Garut, Lintaskarawang.com – Indra Kurniawan, S.H selaku Pengamat Politik dan Hukum Tata Negara pada Jumat 27/10/2023 mengatakan Paska Putusan MK 90/PUU-XXI/2023 yang sampai hari-hari ini masih menjadi trending topik dengan berbagai sudut pandang penilaian, baik secara hukum dan politik menggema menjadi kompleksitas yang tentu secara terang benderang menjadi konsumsi publik Ujarnya.
Pertanyaan sederhananya adalah tentang seberapa politis Putusan MK ini , Seberapa Legalistis Putusan ini dan seberapa besar kadar Konstitusionalitas dalam putusan ini yang tentu akan menentukan legitimasinya. Adagium tentang Hakim menyatakan Politiae legius non leges politii adoptandae – politik harus tunduk pada hukum, bukan sebaliknya lalu adagium lain juga menyatakan Iudex non ultra petita atau ultra petita non cognoscitur – hakim hanya menimbang hal-hal yang diajukan para pihak dan tuntutan hukum yang didasarkan kepadanya Imbuhnya.
Saat ini telah dibentuk Majelis Kehormatan Mahkamah Konstitusi dengan komposisi Wahiduddin Adams, Jimly Asshiddiqie, dan Bintan R. Saragih sebagai anggotanya, tentu Majelis ini nantinya akan menilai seberapa menyimpang para hakim-hakim ini dalam memutus perkara Pemohon tentang Usia Capres/Cawapres.

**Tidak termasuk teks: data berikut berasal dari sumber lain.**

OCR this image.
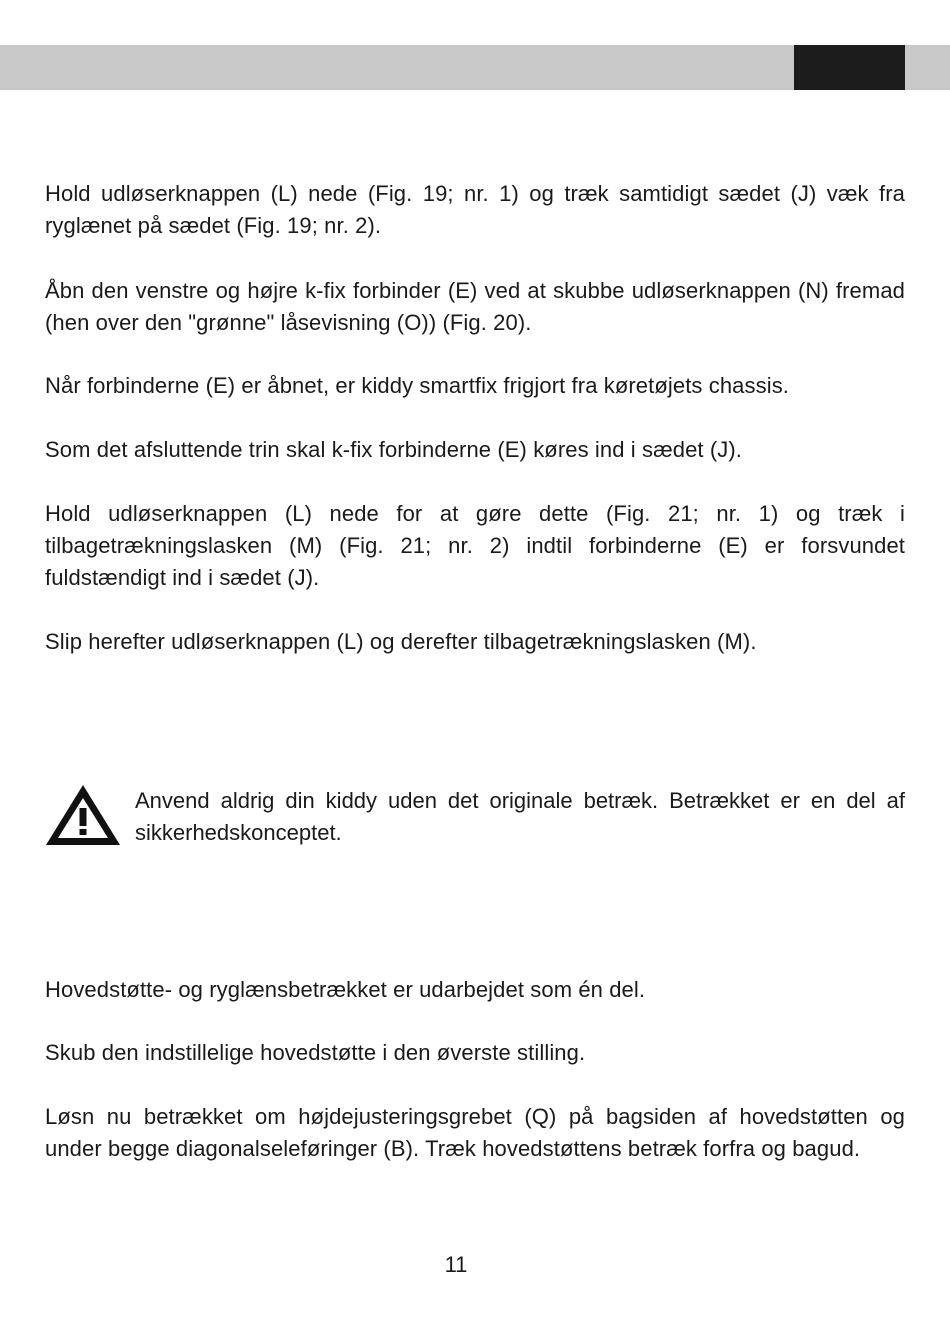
Hold udløserknappen (L) nede (Fig. 19; nr. 1) og træk samtidigt sædet (J) væk fra ryglænet på sædet (Fig. 19; nr. 2).

Åbn den venstre og højre k-fix forbinder (E) ved at skubbe udløserknappen (N) fremad (hen over den "grønne" låsevisning (O)) (Fig. 20).

Når forbinderne (E) er åbnet, er kiddy smartfix frigjort fra køretøjets chassis.

Som det afsluttende trin skal k-fix forbinderne (E) køres ind i sædet (J).

Hold udløserknappen (L) nede for at gøre dette (Fig. 21; nr. 1) og træk i tilbagetrækningslasken (M) (Fig. 21; nr. 2) indtil forbinderne (E) er forsvundet fuldstændigt ind i sædet (J).

Slip herefter udløserknappen (L) og derefter tilbagetrækningslasken (M).

Anvend aldrig din kiddy uden det originale betræk. Betrækket er en del af sikkerhedskonceptet.

Hovedstøtte- og ryglænsbetrækket er udarbejdet som én del.

Skub den indstillelige hovedstøtte i den øverste stilling.

Løsn nu betrækket om højdejusteringsgrebet (Q) på bagsiden af hovedstøtten og under begge diagonalseleføringer (B). Træk hovedstøttens betræk forfra og bagud.

11
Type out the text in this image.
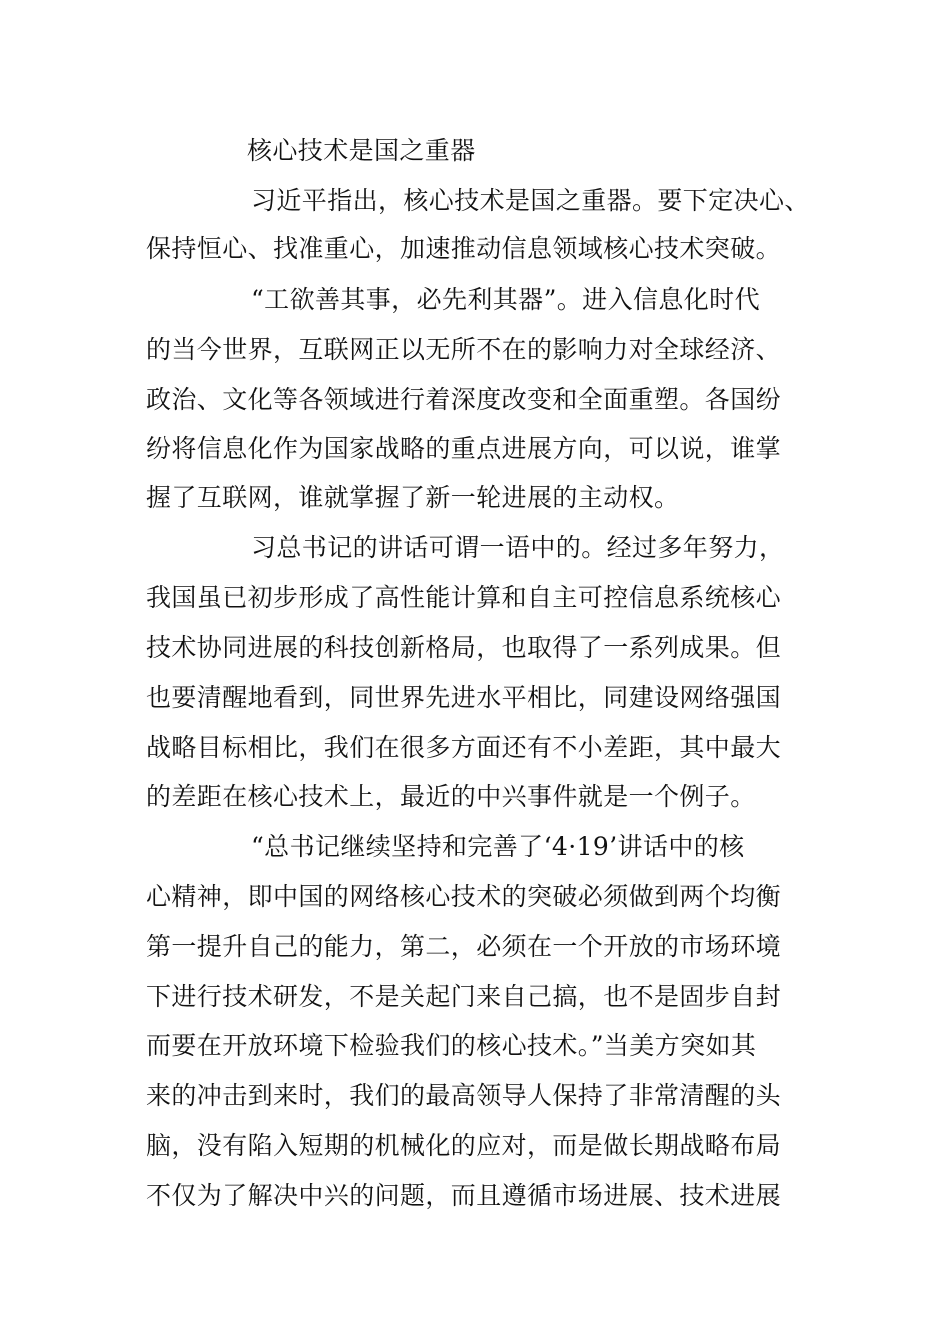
核心技术是国之重器
习近平指出，核心技术是国之重器。要下定决心、
保持恒心、找准重心，加速推动信息领域核心技术突破。
“工欲善其事，必先利其器”。进入信息化时代
的当今世界，互联网正以无所不在的影响力对全球经济、
政治、文化等各领域进行着深度改变和全面重塑。各国纷
纷将信息化作为国家战略的重点进展方向，可以说，谁掌
握了互联网，谁就掌握了新一轮进展的主动权。
习总书记的讲话可谓一语中的。经过多年努力，
我国虽已初步形成了高性能计算和自主可控信息系统核心
技术协同进展的科技创新格局，也取得了一系列成果。但
也要清醒地看到，同世界先进水平相比，同建设网络强国
战略目标相比，我们在很多方面还有不小差距，其中最大
的差距在核心技术上，最近的中兴事件就是一个例子。
“总书记继续坚持和完善了‘4·19’讲话中的核
心精神，即中国的网络核心技术的突破必须做到两个均衡
第一提升自己的能力，第二，必须在一个开放的市场环境
下进行技术研发，不是关起门来自己搞，也不是固步自封
而要在开放环境下检验我们的核心技术。”当美方突如其
来的冲击到来时，我们的最高领导人保持了非常清醒的头
脑，没有陷入短期的机械化的应对，而是做长期战略布局
不仅为了解决中兴的问题，而且遵循市场进展、技术进展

Meskipun putusan MK memiliki sifat Final dan Binding serta tidak ada upaya hukum lain untuk menyatakan sebaliknya, tidak berarti putusan MK tersebut dapat diterima begitu saja, karena memang kontestasi Pilpres sangat berhubungan langsung dengan dampak dari Putusan MK ini, sehingga Publik merasa ragu tentang objektivitas dan independensinya.

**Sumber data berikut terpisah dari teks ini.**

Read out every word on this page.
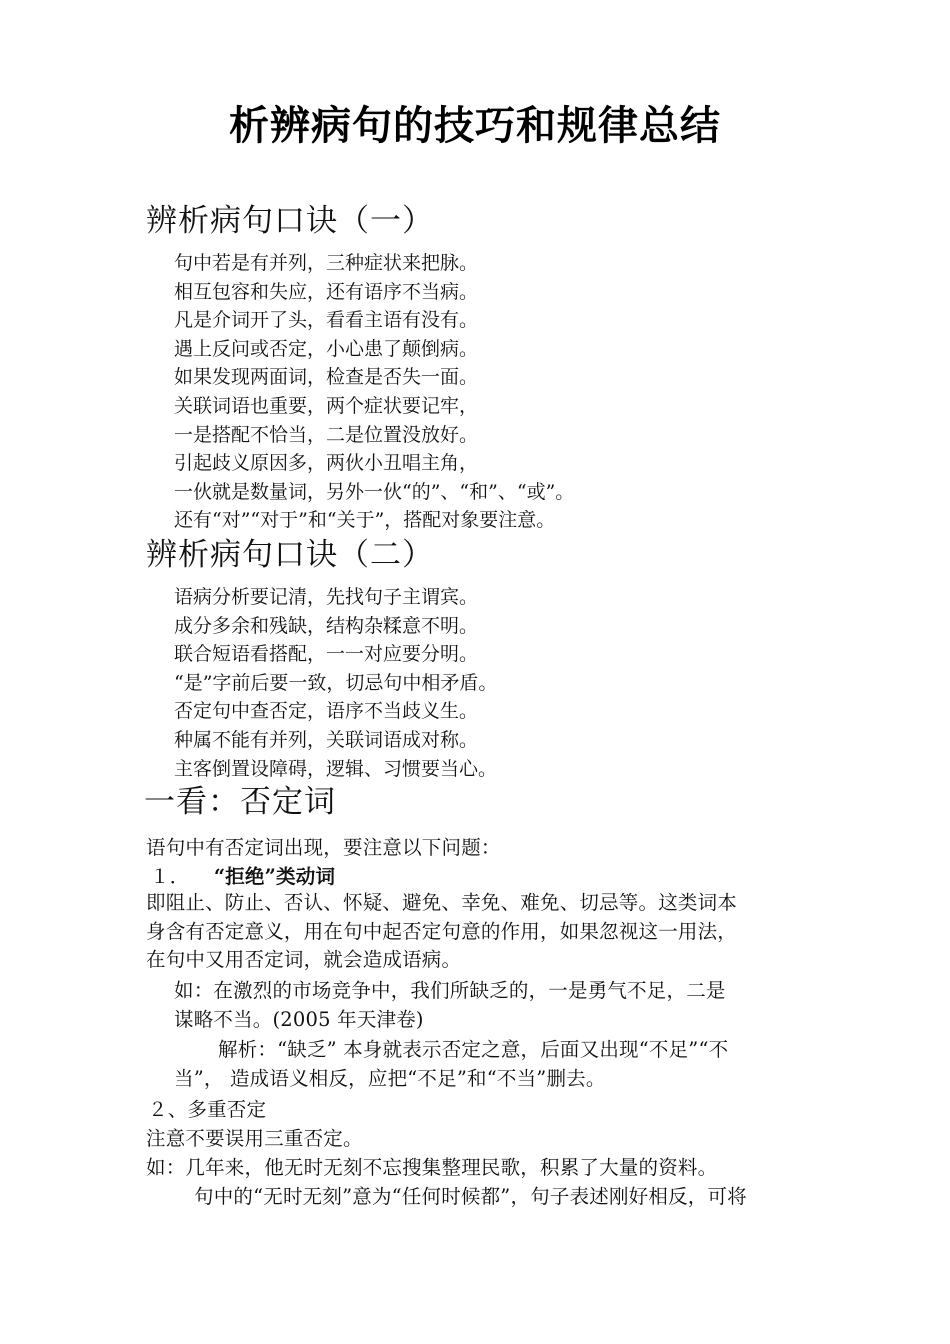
析辨病句的技巧和规律总结
辨析病句口诀（一）
句中若是有并列，三种症状来把脉。
相互包容和失应，还有语序不当病。
凡是介词开了头，看看主语有没有。
遇上反问或否定，小心患了颠倒病。
如果发现两面词，检查是否失一面。
关联词语也重要，两个症状要记牢，
一是搭配不恰当，二是位置没放好。
引起歧义原因多，两伙小丑唱主角，
一伙就是数量词，另外一伙“的”、“和”、“或”。
还有“对”“对于”和“关于”，搭配对象要注意。
辨析病句口诀（二）
语病分析要记清，先找句子主谓宾。
成分多余和残缺，结构杂糅意不明。
联合短语看搭配，一一对应要分明。
“是”字前后要一致，切忌句中相矛盾。
否定句中查否定，语序不当歧义生。
种属不能有并列，关联词语成对称。
主客倒置设障碍，逻辑、习惯要当心。
一看：否定词
语句中有否定词出现，要注意以下问题：
１． “拒绝”类动词
即阻止、防止、否认、怀疑、避免、幸免、难免、切忌等。这类词本
身含有否定意义，用在句中起否定句意的作用，如果忽视这一用法，
在句中又用否定词，就会造成语病。
如：在激烈的市场竞争中，我们所缺乏的，一是勇气不足，二是
谋略不当。(2005 年天津卷)
解析：“缺乏” 本身就表示否定之意，后面又出现“不足”“不
当”， 造成语义相反，应把“不足”和“不当”删去。
２、多重否定
注意不要误用三重否定。
如：几年来，他无时无刻不忘搜集整理民歌，积累了大量的资料。
句中的“无时无刻”意为“任何时候都”，句子表述刚好相反，可将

Seluruh hakim MK dilaporkan atas dugaan putusan MK tersebut dianggap tidak mencerminkan integritas, penuh intervensi dan cenderung adanya potensi keberpihakan salah satu hakim terhadap substansi pemohon yang dampak putusannya akan berpengaruh terhadap keluarga dari hakim itu sendiri. Majunya Gibran rakabumung raka sebagai Cawapres adalah fakta hukum yang sudah Terjadi dikarenakan adanya Fakta hukum lain dari Putusan MK.
Legitimasi dari putusan MK ini juga seolah menambah keraguan Publik terhadap tuduhan bahwa kekuasaan telah berhasil mendikte penciptaan hukum untuk kepentingan yang Parsial sehingga mekanisme putusan secara materil tidak menggunakan kaidah konstitusional substantif, melainkan adanya praktek memaksakan kepentingan golongan.

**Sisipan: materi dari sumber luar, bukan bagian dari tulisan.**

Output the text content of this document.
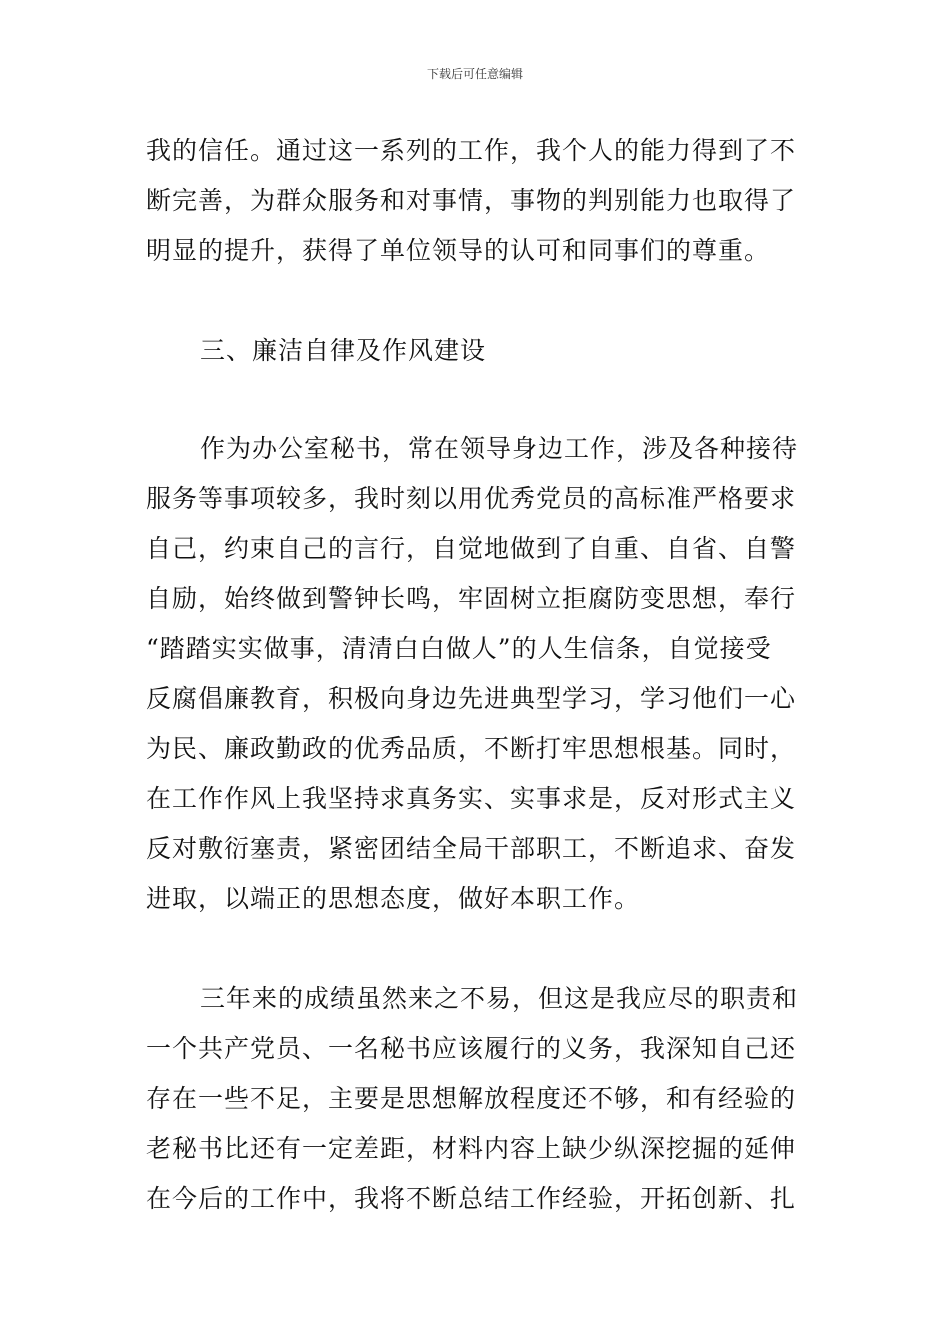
下载后可任意编辑
我的信任。通过这一系列的工作，我个人的能力得到了不
断完善，为群众服务和对事情，事物的判别能力也取得了
明显的提升，获得了单位领导的认可和同事们的尊重。
三、廉洁自律及作风建设
作为办公室秘书，常在领导身边工作，涉及各种接待
服务等事项较多，我时刻以用优秀党员的高标准严格要求
自己，约束自己的言行，自觉地做到了自重、自省、自警
自励，始终做到警钟长鸣，牢固树立拒腐防变思想，奉行
“踏踏实实做事，清清白白做人”的人生信条，自觉接受
反腐倡廉教育，积极向身边先进典型学习，学习他们一心
为民、廉政勤政的优秀品质，不断打牢思想根基。同时，
在工作作风上我坚持求真务实、实事求是，反对形式主义
反对敷衍塞责，紧密团结全局干部职工，不断追求、奋发
进取，以端正的思想态度，做好本职工作。
三年来的成绩虽然来之不易，但这是我应尽的职责和
一个共产党员、一名秘书应该履行的义务，我深知自己还
存在一些不足，主要是思想解放程度还不够，和有经验的
老秘书比还有一定差距，材料内容上缺少纵深挖掘的延伸
在今后的工作中，我将不断总结工作经验，开拓创新、扎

Jika kita menelaah tentang prinsip-prinsip kewenangan Hakim Mahkamah Konstitusi maka pendekatan Teoritis harus mampu disajikan secara tepat dalam menilai apakah hakim-hakim yang diduga menyalahgunakan wewenang Pada putusan MK ini memang tidak bebas nilai, dan atau terjadinya Putusan MK betu-betul telah terjadi pelanggaran moral atau diskriminasi seperti hal nya dalil yang disampaikan Pemohon yang menyatakan bahwa “ objek permohonan jelas-jelas merupakan suatu bentuk pelanggaran moral, yang memiliki makna nilai yang berhubungan dengan yang baik dan yang buruk. Sebab, hal ini berhubungan erat dengan diskriminasi karena ketentuan dalam objek permohonan menciptakan suatu diskriminasi dari perbedaan golongan umur yang mengakibatkan terciderainya satu golongan kelompok umur yang seharusnya diberikan kesempatan yang sama “. Disisi lain Mahkamah Konstitusi juga terikat dengan adanya pertimbangan open legal policy dalam Poin 118 halaman 32 Putusan Mahkamah Konstitusi Nomor 22/PUU- XV/2017, Mahkamah Konstitusi Republik Indonesia menyatakan: “… Mahkamah tidak dapat membatalkannya, sebab yang dinilai buruk tidak selalu berarti inkonstitusional, kecuali produk legal policy tersebut jelas-jelas melanggar moralitas, rasionalitas, dan ketidakadilan yang intolerable…”.
Maka jika kita uji secara seksama apakah dalil pemohon yang menyatakan bahwa Batasan usia 40 tahun dalam pencalonan Capres/Cawapres mampu dikualifikasikan sebagai bentuk Pelanggaran moral, rasionalitas dan intolerable adalah menjadi multitafsir, sehingga butuh pendekatan yang utuh dari para hakim-hakim MK terutama pada prinsip-prinsip kehati-hatian dalam memutus satu perkara dan tentu harus dihitung dampak legitimasinya terhadap masyarakat secara keseluruhan.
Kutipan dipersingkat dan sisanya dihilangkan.